On the other hand, TPS is a composite score that combines multiple KPIs to provide an overall assessment of an organization's performance. While KPIs focus on specific areas, TPS takes a more comprehensive approach by considering various factors that contribute to the organization's financial and operational efficiency.

In essence, KPIs are the building blocks of TPS. By tracking and analyzing KPIs, organizations can identify areas of improvement and work towards achieving a higher TPS.

How is Total Performance Score (TPS) Calculated?

The calculation of Total Performance Score (TPS) may vary depending on the specific methodology adopted by an organization or industry standards. However, the following are some common components that are often considered when calculating TPS:

1. Revenue Cycle Metrics: TPS incorporates various revenue cycle metrics, such as days in AR, denial rate, clean claim rate, first-pass resolution rate, and collection rate. These metrics provide insights into the organization's financial performance, efficiency, and effectiveness in managing the revenue cycle.

2. Patient Satisfaction Scores: Patient satisfaction is an essential aspect of healthcare quality. TPS may include patient satisfaction scores obtained through surveys or other feedback mechanisms. These scores reflect the organization's ability to provide a positive patient experience and meet patient expectations.

3. Compliance with Regulatory Requirements: Healthcare organizations must comply with numerous regulatory requirements, such as HIPAA, EHR meaningful use, and billing and coding guidelines. TPS may consider the organization's compliance with these regulations as a factor in assessing overall performance.
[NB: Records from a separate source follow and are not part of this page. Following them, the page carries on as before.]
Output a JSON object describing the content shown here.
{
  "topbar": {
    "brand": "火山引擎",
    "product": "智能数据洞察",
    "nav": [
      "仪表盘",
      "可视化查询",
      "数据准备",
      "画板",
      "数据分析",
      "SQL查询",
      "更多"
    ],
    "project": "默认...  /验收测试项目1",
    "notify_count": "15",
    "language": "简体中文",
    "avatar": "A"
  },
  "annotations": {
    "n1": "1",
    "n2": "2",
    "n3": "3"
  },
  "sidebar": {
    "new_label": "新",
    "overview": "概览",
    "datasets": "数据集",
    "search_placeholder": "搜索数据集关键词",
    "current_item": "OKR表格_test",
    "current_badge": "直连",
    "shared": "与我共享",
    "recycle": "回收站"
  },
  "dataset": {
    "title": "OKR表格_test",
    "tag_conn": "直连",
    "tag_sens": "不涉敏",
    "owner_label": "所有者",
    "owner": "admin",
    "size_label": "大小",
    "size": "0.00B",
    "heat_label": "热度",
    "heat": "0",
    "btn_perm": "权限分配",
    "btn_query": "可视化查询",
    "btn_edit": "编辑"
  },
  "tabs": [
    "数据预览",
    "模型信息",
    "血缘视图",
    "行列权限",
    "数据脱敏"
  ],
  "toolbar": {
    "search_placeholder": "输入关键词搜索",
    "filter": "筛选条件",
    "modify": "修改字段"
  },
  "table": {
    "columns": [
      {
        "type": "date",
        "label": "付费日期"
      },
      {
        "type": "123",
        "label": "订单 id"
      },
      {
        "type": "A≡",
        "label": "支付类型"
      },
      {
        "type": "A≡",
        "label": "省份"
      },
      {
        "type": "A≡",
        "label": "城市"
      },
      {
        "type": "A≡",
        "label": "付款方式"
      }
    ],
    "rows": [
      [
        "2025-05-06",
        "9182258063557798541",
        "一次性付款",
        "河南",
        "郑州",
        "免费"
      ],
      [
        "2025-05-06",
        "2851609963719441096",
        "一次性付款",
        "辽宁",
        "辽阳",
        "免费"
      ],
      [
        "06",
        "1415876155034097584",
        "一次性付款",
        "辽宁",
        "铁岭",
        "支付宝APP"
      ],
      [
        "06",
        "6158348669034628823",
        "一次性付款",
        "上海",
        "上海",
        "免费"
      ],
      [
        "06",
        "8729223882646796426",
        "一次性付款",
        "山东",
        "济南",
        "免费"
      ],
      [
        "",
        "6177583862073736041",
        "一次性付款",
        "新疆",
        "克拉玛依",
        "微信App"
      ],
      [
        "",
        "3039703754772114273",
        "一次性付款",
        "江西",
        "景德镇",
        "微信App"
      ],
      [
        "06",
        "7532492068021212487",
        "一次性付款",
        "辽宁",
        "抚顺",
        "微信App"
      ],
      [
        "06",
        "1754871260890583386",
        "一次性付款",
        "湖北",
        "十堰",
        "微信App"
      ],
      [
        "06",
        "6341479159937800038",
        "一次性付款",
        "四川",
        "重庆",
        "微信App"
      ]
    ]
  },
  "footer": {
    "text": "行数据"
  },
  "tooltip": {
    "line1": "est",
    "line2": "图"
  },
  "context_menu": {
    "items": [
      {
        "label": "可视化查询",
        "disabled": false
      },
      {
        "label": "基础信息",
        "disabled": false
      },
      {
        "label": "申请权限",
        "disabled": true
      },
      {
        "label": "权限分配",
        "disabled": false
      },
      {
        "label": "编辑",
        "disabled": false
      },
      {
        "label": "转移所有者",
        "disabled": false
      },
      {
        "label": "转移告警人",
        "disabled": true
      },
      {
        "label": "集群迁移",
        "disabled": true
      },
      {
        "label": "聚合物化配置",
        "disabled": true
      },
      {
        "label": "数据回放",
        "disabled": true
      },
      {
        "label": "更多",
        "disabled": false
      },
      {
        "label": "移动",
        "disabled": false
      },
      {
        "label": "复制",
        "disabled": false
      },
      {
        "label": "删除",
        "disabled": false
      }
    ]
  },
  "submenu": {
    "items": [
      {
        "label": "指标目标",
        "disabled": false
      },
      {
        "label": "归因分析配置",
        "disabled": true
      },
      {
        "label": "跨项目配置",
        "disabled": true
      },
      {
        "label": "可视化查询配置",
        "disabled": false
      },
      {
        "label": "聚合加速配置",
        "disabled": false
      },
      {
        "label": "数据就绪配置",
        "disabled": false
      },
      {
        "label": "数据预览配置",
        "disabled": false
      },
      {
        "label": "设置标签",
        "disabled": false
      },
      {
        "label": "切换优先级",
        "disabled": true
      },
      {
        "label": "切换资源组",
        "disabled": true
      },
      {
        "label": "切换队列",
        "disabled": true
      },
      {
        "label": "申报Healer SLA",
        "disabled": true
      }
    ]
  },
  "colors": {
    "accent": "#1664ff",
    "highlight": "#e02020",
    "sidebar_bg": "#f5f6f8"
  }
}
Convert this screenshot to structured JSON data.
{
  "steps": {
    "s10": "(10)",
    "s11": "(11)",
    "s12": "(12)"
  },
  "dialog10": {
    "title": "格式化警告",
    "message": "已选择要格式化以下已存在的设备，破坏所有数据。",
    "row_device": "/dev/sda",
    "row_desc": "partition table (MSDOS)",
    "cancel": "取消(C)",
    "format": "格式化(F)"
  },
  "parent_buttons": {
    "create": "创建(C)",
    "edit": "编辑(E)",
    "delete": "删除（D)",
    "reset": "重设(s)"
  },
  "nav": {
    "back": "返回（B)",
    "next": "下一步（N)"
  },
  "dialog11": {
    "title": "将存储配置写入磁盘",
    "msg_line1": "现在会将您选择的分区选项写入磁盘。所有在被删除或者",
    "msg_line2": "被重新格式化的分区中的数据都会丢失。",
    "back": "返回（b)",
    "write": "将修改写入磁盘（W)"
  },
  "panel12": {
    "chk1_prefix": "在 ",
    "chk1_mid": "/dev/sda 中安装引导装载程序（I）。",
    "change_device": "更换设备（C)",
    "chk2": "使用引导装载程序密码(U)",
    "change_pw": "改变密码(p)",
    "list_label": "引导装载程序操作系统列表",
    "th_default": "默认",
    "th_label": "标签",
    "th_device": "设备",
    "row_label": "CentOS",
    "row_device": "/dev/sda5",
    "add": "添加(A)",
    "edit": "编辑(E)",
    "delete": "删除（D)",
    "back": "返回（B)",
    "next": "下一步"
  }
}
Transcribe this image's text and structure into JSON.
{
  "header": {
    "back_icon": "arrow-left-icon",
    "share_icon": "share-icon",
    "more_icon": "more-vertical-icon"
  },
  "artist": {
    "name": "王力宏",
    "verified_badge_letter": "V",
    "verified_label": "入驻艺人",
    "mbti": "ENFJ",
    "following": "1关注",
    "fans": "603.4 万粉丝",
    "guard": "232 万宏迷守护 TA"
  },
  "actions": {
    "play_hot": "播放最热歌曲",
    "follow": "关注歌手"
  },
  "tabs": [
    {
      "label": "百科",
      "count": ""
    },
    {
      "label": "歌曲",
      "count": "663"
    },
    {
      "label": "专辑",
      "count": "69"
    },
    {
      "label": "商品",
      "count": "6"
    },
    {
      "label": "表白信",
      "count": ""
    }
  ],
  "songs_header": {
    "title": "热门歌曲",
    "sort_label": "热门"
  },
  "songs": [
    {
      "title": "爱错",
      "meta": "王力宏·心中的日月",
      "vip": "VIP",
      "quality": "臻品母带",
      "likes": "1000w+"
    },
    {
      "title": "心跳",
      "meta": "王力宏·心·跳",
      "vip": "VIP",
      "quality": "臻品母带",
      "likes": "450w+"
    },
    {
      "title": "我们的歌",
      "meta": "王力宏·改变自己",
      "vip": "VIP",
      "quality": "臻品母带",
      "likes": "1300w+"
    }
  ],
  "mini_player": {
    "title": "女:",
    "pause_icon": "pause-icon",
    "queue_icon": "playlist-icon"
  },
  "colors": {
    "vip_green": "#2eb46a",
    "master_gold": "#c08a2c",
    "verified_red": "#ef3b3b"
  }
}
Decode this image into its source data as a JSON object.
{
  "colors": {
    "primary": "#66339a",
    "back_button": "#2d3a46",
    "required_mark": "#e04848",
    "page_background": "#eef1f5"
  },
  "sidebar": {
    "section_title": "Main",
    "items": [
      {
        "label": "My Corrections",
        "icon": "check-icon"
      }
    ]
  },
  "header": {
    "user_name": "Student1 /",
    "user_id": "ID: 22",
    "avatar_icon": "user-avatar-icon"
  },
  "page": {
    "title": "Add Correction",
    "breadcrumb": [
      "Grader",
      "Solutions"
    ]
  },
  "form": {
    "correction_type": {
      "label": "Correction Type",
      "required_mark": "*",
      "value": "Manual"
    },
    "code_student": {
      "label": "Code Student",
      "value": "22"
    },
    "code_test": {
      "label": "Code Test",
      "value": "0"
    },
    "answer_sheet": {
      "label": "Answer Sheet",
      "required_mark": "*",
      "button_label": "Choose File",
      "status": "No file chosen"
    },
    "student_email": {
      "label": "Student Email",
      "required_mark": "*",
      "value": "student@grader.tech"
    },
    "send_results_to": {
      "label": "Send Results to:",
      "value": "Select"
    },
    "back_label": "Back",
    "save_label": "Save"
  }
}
4. Financial Performance: TPS often incorporates financial performance indicators, such as net revenue, operating margin, and accounts receivable turnover. These indicators provide insights into the organization's financial stability and profitability.5. Benchmarking: TPS may also involve benchmarking the organization's performance against industry standards or peer organizations. This allows for a comparison of performance and identification of areas where improvements can be made.

Once the relevant metrics and indicators are identified, each component is assigned a weightage based on its importance and contribution to the overall performance. These weights are then used to calculate the TPS by aggregating the scores of individual components.

Examples of Total Performance Score (TPS) in Healthcare RCM

Example 1:

A hospital calculates its Total Performance Score (TPS) by considering the following metrics: days in AR, denial rate, clean claim rate, patient satisfaction scores, compliance with regulatory requirements, and financial performance indicators. Each metric is assigned a weightage based on its significance. After aggregating the scores, the hospital obtains a TPS of 85 out of 100, indicating a relatively good overall performance.

Example 2:

A medical billing company calculates TPS for its clients by focusing on revenue cycle metrics, such as first-pass resolution rate, collection rate, and accounts receivable turnover. The company also considers client satisfaction scores and compliance with billing and coding guidelines. By calculating TPS for each client, the company can identify high-performing clients and those who may require additional support or improvement.

In both examples, TPS serves as a valuable tool for healthcare organizations to assess their performance, identify areas for improvement, and track progress over time. It provides a comprehensive view of the organization's financial and operational efficiency, enabling informed decision-making and strategic planning.